MetalBite Review by Tomek on 11/7/2017 5:50:53 PM
I’ve been getting a lot of interesting music to write about in my hands lately, and some of it comes from Spain. Absenta means absinthe in Spanish, and it is also the name of the band I’d like to introduce to you (if you don’t know it yet). They went through all the regular shizz in the beginning stage, including lineup changes and demo recordings and such, then to record an EP, and then to record their first album which was their attempt at melodic black metal. Not being too happy with that one, they decided to change their creative direction and make something different and more challenging. On their second full length they developed music that is depressive, avant-garde and at the same time progressive, with elements of rock and some post and groove but still menacingly black, harsh and cold. They called it Eel.

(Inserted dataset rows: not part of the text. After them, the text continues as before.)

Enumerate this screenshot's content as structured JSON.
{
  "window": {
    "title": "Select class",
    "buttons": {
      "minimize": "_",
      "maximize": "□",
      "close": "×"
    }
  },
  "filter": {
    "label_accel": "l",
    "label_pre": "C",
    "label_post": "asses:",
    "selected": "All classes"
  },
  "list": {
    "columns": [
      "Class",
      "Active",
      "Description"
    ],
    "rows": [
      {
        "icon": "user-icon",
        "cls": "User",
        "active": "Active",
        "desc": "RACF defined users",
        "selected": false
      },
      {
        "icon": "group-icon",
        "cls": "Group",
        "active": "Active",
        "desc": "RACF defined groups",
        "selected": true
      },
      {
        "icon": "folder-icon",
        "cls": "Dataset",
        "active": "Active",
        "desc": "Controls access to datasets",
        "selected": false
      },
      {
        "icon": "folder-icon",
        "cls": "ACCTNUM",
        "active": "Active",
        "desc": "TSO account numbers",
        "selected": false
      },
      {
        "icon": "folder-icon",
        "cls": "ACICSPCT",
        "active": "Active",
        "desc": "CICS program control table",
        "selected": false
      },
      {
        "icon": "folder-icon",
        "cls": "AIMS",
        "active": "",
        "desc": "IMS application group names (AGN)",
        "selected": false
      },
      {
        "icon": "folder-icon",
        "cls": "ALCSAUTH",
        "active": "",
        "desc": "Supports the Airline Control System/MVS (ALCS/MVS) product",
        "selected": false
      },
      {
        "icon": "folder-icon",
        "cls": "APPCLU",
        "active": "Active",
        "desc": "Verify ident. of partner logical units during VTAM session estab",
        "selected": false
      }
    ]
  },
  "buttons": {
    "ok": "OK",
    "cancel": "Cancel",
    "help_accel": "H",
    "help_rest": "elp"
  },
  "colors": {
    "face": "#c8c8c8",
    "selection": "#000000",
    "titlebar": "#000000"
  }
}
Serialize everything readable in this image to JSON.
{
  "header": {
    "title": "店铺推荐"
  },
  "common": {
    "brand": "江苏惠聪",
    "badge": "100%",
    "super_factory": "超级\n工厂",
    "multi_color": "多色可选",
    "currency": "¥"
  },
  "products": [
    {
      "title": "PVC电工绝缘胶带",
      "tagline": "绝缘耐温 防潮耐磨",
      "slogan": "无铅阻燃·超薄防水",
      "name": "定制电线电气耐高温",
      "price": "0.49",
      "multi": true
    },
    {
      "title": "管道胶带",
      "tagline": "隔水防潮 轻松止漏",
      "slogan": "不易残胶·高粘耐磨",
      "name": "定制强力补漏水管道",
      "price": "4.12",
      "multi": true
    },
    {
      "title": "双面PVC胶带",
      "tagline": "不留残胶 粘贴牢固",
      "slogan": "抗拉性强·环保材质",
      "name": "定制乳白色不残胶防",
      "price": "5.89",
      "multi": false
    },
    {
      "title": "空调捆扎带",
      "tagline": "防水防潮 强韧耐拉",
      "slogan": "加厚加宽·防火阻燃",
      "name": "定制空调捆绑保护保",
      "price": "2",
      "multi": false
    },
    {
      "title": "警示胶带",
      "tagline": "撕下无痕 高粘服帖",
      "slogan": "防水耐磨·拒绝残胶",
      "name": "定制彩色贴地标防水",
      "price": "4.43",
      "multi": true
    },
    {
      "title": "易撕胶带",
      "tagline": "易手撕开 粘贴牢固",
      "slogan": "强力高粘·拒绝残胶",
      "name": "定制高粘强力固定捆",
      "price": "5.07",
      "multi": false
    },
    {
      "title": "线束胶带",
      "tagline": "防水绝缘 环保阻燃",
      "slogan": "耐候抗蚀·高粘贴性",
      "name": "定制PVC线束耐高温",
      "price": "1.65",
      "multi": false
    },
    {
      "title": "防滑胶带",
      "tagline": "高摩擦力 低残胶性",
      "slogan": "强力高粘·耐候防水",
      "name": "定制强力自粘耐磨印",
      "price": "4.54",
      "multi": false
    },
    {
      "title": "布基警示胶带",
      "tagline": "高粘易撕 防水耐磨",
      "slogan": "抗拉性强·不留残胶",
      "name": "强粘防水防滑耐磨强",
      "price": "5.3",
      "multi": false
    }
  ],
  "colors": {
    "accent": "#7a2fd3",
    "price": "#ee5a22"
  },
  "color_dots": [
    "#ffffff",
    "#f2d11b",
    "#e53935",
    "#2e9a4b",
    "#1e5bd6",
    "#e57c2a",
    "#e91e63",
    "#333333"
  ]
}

Black metal is the framework for the music Absenta creates. Such music is usually associated with aggression and speed and we have plenty of it on this record, but there is also much of slow, atmospheric brooding with beautiful but somber melodies to balance the album and make it captivating. They move through this approach effortlessly, going from wild black metal fury to atmospheric passages, from brutal heaviness to something that could almost be considered a groove, and doing it without losing a slightest bit of their unique dynamics and character. Absenta doesn’t want to stick to a single formula for even one song - which makes the album remarkable in its ever-changing structure. And then there are vocals. Ramon DR alternates his style between common-in-the-genre raspy screaming and abrasive croak, but there’s also some low growl and eerie spoken invocations. Switching between those styles makes the lyrics sound as if a possessed person was trying to tell a story and can certainly send shivers down your spine. With lyrics talking about environmental problems of decaying rivers and probable extinction of eel, every song is a tale about ongoing struggle of this peculiar fish to avoid being wiped out from the face of the planet. Everything that happens on this album musically and lyrically is constructed to bring this sinister, ungodly, disturbing feeling that saturates one’s mind with images of nature’s revenge against human selfishness.
Eel is a record that may take few listens to realize all that Absenta is trying to convey, but once discovered – it will be an album that will stay in your mind. It will embed itself deep into the unconscious and it will keep growing from there. It is dark, cold and slimy and may feel like it creeps around in your mind, slowly becoming the thing in the back of your head that you were always afraid to acknowledge. Make sure that you’re ready for it.